The child went on to say he’d used marijuana and methamphetamine since he was 11. A Department of Corrections investigation noted that, as of this month, the boy had escaped every home he’d been placed in by Child Protective Services, and that he’s currently a runaway.

As the investigation went on, a video was discovered on Alves’ phone, allegedly showing his girlfriend, 27, sexually abusing yet another boy in his early teens in August 2016. Police interviewed her in jail in June. She said Alves made her do it, that he recorded the video and that she was “using a lot of drugs and does not remember much from that time period,” charging papers say.

The woman is charged with second-degree rape of a child. She was still in jail Friday.

Alves pleaded guilty in August to attempting to elude police, possessing child pornography, two counts of first-degree child molestation and another felony crime for abusing the teen in Stanwood.

His public defender, Rachel Forde, spoke on his behalf in court Thursday. She argued that Alves had shown remorse and taken responsibility for what he’d done.

“I’ve sat in a jail cell when he’s crying over this,” Forde said. “This is not something easy, or that he’s taking lightly.”
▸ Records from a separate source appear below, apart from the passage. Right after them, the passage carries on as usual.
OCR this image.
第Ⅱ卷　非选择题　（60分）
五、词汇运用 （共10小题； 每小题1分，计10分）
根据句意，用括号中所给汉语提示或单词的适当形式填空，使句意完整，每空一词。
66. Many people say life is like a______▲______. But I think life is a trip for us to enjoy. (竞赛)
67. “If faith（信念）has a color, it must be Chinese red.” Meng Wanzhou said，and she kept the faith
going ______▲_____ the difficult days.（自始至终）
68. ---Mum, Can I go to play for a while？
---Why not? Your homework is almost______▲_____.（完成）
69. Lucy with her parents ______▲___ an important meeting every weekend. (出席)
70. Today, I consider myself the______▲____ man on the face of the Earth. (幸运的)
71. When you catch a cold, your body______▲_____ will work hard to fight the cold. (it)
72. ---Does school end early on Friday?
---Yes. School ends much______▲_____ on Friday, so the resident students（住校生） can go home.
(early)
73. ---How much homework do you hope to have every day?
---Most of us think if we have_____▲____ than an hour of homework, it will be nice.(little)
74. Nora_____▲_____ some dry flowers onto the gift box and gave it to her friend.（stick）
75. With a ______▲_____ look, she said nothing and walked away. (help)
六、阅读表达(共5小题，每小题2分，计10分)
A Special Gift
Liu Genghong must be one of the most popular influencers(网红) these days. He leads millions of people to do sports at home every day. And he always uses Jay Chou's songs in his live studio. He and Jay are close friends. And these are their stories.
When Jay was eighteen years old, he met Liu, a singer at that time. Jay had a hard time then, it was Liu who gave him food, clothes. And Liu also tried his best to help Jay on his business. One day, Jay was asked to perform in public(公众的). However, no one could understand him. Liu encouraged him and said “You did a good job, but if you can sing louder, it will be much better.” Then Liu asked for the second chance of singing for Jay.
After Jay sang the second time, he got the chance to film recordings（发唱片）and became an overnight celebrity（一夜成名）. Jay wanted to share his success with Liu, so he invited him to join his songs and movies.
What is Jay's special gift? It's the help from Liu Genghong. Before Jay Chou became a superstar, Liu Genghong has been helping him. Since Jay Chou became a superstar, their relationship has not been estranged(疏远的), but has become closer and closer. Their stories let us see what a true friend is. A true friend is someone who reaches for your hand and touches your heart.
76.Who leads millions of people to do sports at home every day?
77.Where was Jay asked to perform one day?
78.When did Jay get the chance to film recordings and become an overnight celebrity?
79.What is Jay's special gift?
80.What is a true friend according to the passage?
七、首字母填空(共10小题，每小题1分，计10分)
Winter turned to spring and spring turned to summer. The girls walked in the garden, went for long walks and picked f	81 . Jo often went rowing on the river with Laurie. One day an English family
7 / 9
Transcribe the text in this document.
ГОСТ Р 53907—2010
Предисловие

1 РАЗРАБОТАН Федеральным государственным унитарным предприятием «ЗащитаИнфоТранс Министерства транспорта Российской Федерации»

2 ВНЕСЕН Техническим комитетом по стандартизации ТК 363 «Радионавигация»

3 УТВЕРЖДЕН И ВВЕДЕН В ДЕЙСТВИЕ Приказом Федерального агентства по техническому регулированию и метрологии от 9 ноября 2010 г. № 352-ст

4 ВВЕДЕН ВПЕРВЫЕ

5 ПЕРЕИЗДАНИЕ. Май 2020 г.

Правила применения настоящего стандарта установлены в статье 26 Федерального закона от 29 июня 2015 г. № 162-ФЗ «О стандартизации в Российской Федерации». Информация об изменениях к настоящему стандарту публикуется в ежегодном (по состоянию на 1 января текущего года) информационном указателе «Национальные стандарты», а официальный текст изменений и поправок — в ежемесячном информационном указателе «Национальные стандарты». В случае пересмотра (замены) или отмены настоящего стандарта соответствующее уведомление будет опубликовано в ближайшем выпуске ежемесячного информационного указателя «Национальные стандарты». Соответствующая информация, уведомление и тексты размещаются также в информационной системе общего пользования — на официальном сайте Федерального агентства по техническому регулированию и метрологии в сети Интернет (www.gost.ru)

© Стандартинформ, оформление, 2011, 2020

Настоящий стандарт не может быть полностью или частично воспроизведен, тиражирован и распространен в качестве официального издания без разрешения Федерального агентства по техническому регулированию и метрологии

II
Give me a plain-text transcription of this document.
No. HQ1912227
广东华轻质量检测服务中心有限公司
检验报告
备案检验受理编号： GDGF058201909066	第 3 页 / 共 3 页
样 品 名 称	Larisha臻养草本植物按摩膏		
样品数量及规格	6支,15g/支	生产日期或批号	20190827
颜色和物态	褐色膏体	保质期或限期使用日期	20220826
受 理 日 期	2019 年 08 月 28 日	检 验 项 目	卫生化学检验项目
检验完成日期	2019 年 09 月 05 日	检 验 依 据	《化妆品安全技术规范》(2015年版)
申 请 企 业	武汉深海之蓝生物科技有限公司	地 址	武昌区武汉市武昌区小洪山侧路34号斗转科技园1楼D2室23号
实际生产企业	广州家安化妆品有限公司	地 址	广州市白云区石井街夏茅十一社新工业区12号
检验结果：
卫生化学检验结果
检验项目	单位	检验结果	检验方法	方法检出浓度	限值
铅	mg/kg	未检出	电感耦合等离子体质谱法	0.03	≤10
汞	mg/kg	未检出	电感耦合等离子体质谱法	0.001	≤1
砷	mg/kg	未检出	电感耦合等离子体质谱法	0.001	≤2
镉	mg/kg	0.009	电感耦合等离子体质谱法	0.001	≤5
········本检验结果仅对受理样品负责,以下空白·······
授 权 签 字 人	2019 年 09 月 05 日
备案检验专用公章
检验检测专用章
Forde said her client’s warped, dysfunctional thoughts were exacerbated by a drug relapse, and the tragedy of losing his son led his family life to spiral out of control. Alves whispered into her ear.

“Unfortunately, Mr. Alves is also a victim of sexual abuse,” Forde continued. “This is something that he struggled with, he compartmentalized, he buried.”

Superior Court Judge David Kurtz went with a prosecutor’s suggestion, handing down a prison term at the midpoint of the standard range.

In a letter sent to the court, meanwhile, the mother of the autistic boy had hoped for the sternest sentence possible.

“When I put my child to bed, I ask myself, ‘Why my sweet little boy?’” she wrote in the letter, addressed to Alves. “Why hurt a child who already struggles with life? … I hope as the doors lock shut night after night and you lay down on that cold cot, you realize that what you did was sick and wrong.”